The lost art of critical thinking: believing what you hear

I recently had a conversation with a co-worker where he was telling me a few stories of how he’d been burned by friends who told him things that turned out to not be true.

My first question: Did you do your own research or consider what was driving their perspective or interpretation of events? The answer: no.

This brought me back to a conversation we had a few weeks earlier. He had told me about some bad experiences he had been having with an employee of mine. I listened to the story, took notes and then did my research.

I started investigating the facts and talking to others who were involved in the incidents about which I was told. In fact, I also talked to the person in question to get their side of the story.

There’s a phrase for this: Trust, but verify.

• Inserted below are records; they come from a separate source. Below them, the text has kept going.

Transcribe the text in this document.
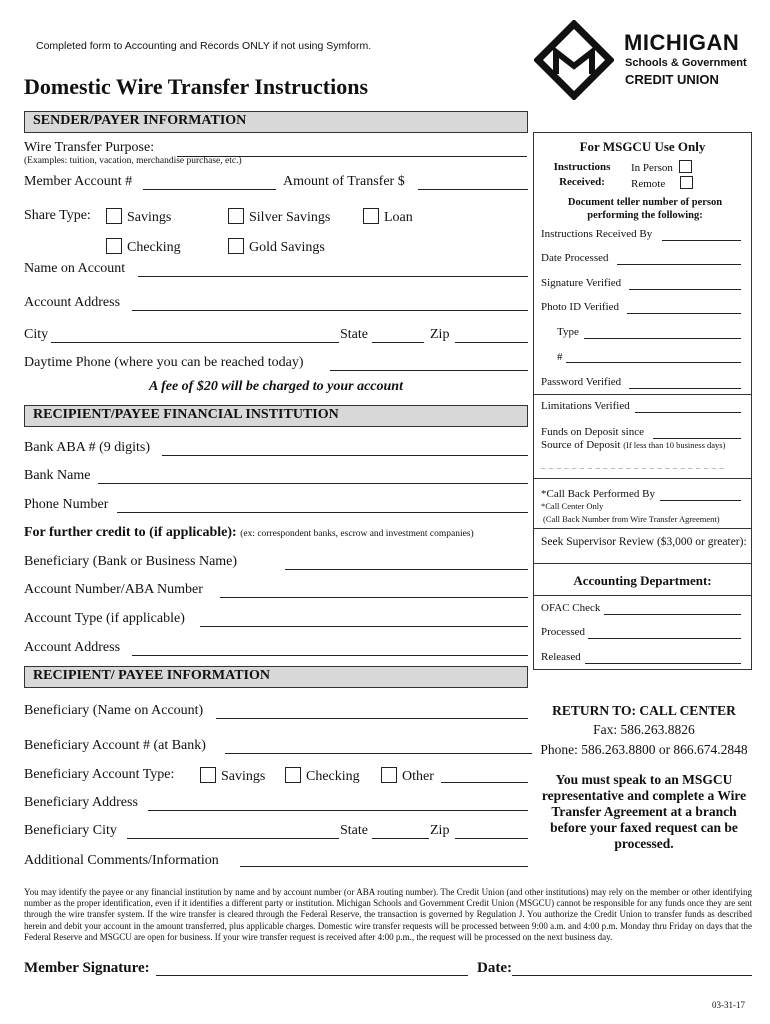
Completed form to Accounting and Records ONLY if not using Symform.
Domestic Wire Transfer Instructions
MICHIGAN
Schools & Government
CREDIT UNION
SENDER/PAYER INFORMATION
Wire Transfer Purpose:
(Examples: tuition, vacation, merchandise purchase, etc.)
Member Account #	Amount of Transfer $
Share Type:	Savings	Silver Savings	Loan
Checking	Gold Savings
Name on Account
Account Address
City	State	Zip
Daytime Phone (where you can be reached today)
A fee of $20 will be charged to your account
RECIPIENT/PAYEE FINANCIAL INSTITUTION
Bank ABA # (9 digits)
Bank Name
Phone Number
For further credit to (if applicable): (ex: correspondent banks, escrow and investment companies)
Beneficiary (Bank or Business Name)
Account Number/ABA Number
Account Type (if applicable)
Account Address
RECIPIENT/ PAYEE INFORMATION
Beneficiary (Name on Account)
Beneficiary Account # (at Bank)
Beneficiary Account Type:	Savings	Checking	Other
Beneficiary Address
Beneficiary City	State	Zip
Additional Comments/Information
For MSGCU Use Only
Instructions Received:
In Person
Remote
Document teller number of person performing the following:
Instructions Received By
Date Processed
Signature Verified
Photo ID Verified
Type
#
Password Verified
Limitations Verified
Funds on Deposit since
Source of Deposit (If less than 10 business days)
_ _ _ _ _ _ _ _ _ _ _ _ _ _ _ _ _ _ _ _ _ _ _ _
*Call Back Performed By
*Call Center Only
(Call Back Number from Wire Transfer Agreement)
Seek Supervisor Review ($3,000 or greater):
Accounting Department:
OFAC Check
Processed
Released
RETURN TO: CALL CENTER
Fax: 586.263.8826
Phone: 586.263.8800 or 866.674.2848
You must speak to an MSGCU representative and complete a Wire Transfer Agreement at a branch before your faxed request can be processed.
You may identify the payee or any financial institution by name and by account number (or ABA routing number). The Credit Union (and other institutions) may rely on the member or other identifying number as the proper identification, even if it identifies a different party or institution. Michigan Schools and Government Credit Union (MSGCU) cannot be responsible for any funds once they are sent through the wire transfer system. If the wire transfer is cleared through the Federal Reserve, the transaction is governed by Regulation J. You authorize the Credit Union to transfer funds as described herein and debit your account in the amount transferred, plus applicable charges. Domestic wire transfer requests will be processed between 9:00 a.m. and 4:00 p.m. Monday thru Friday on days that the Federal Reserve and MSGCU are open for business. If your wire transfer request is received after 4:00 p.m., the request will be processed on the next business day.
Member Signature:	Date:
03-31-17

I trusted my co-worker person as a source. In fact, it was my trust in him that led me to do my own investigation.

Whenever I hear an assertion or news story, my first reaction is to consider what is the other side of the story. Chances are, some of the key facts are being omitted to serve the side of the one telling the story. Other times, they just don’t know all the details – some of which may be critical to the story.

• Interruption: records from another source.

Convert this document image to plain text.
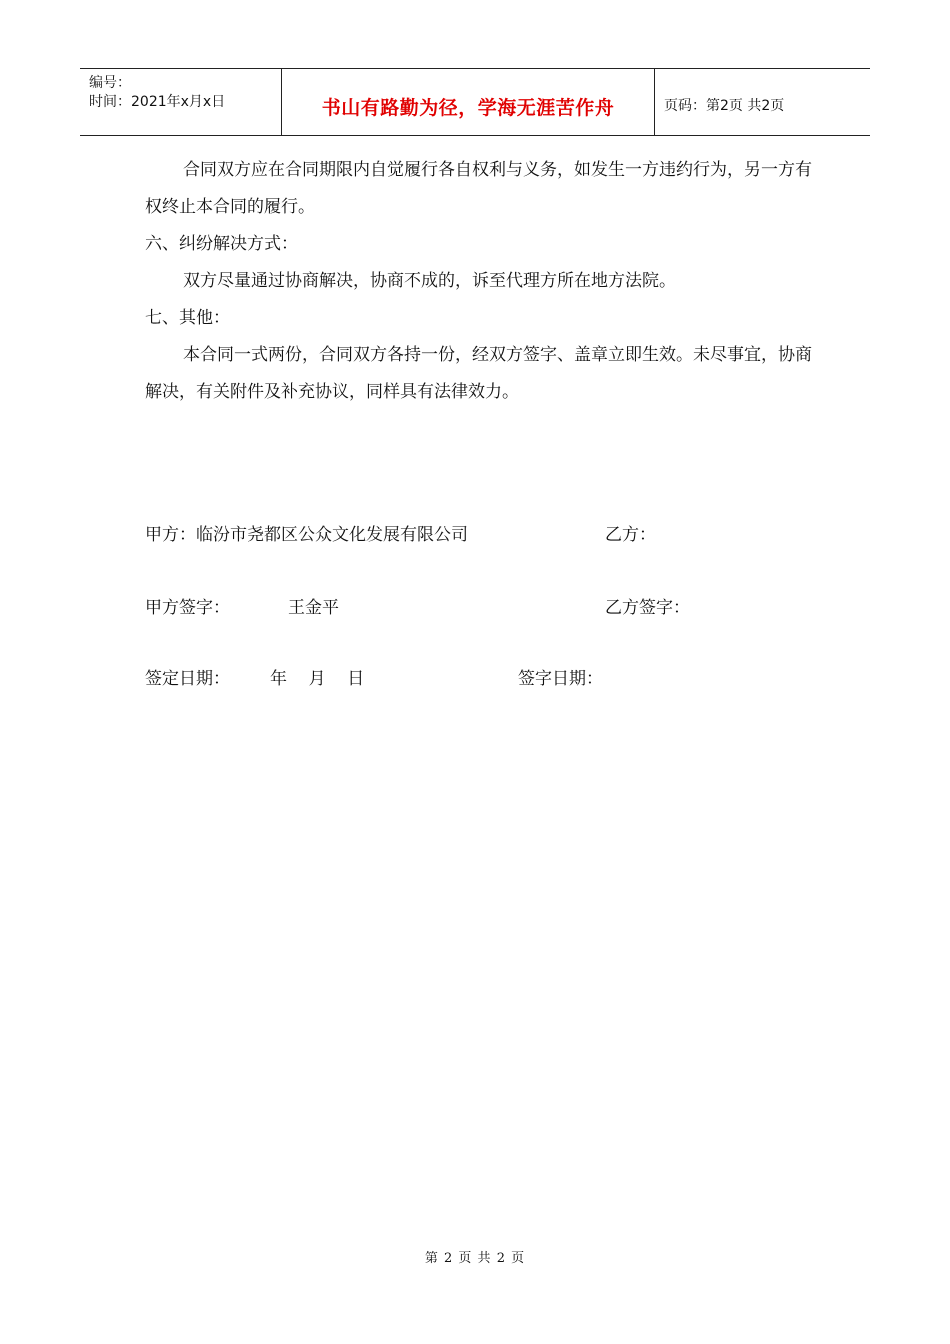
编号：
时间：2021年x月x日	书山有路勤为径，学海无涯苦作舟	页码：第2页 共2页

合同双方应在合同期限内自觉履行各自权利与义务，如发生一方违约行为，另一方有权终止本合同的履行。

六、纠纷解决方式：

双方尽量通过协商解决，协商不成的，诉至代理方所在地方法院。

七、其他：

本合同一式两份，合同双方各持一份，经双方签字、盖章立即生效。未尽事宜，协商解决，有关附件及补充协议，同样具有法律效力。

甲方：临汾市尧都区公众文化发展有限公司	乙方：
甲方签字：	王金平	乙方签字：
签定日期： 年    月    日	签字日期：
第 2 页 共 2 页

Sometimes, our previous biases against a person or organization can alter our filter. Take the Donald Trump story.

When Trump was announcing his candidacy, he said about Mexican immigrants:

“They’re sending people that have lots of problems, and they’re bringing those problems with us. They’re bringing drugs. They’re bringing crime. They’re rapists. And some, I assume, are good people.”

A lot of people went immediately to mocking his statement because they think he’s dumb and expect to make a joke of everything he says. He is, to many, a joke.

But whether or not he’s a joke, you still have to consider his words. He didn’t say all immigrants are rapists, as many would have you believe. He said some are, and some are good people. It’s right there in his statement.

And the facts are on his side. Look no further than the woman killed by an immigrant man who had been previously deported several times. But if you want to go deeper, there are plenty examples of crimes committed by illegal aliens.

If nothing else, they’re here illegally, and that, in itself, is a crime.

Bringing it back to my co-worker, my investigation revealed that his concerns about my employee were correct. But he ended up quite angry with me for not trusting him and just taking his word for it.

But that’s exactly what got him in trouble with his friends in the first place. (As an aside, it’s also why he made fun of Trump’s quote to me… because he had heard people make fun of Trump without actually researching the quote and the veracity of it.)

The lesson? Before reaching a conclusion on any information you hear, you have to dive deeper and do your research. Consider what the other side of the story is saying and why. If you don’t, you’ll find yourself always vulnerable to being manipulated by people who may have an agenda that goes against your own.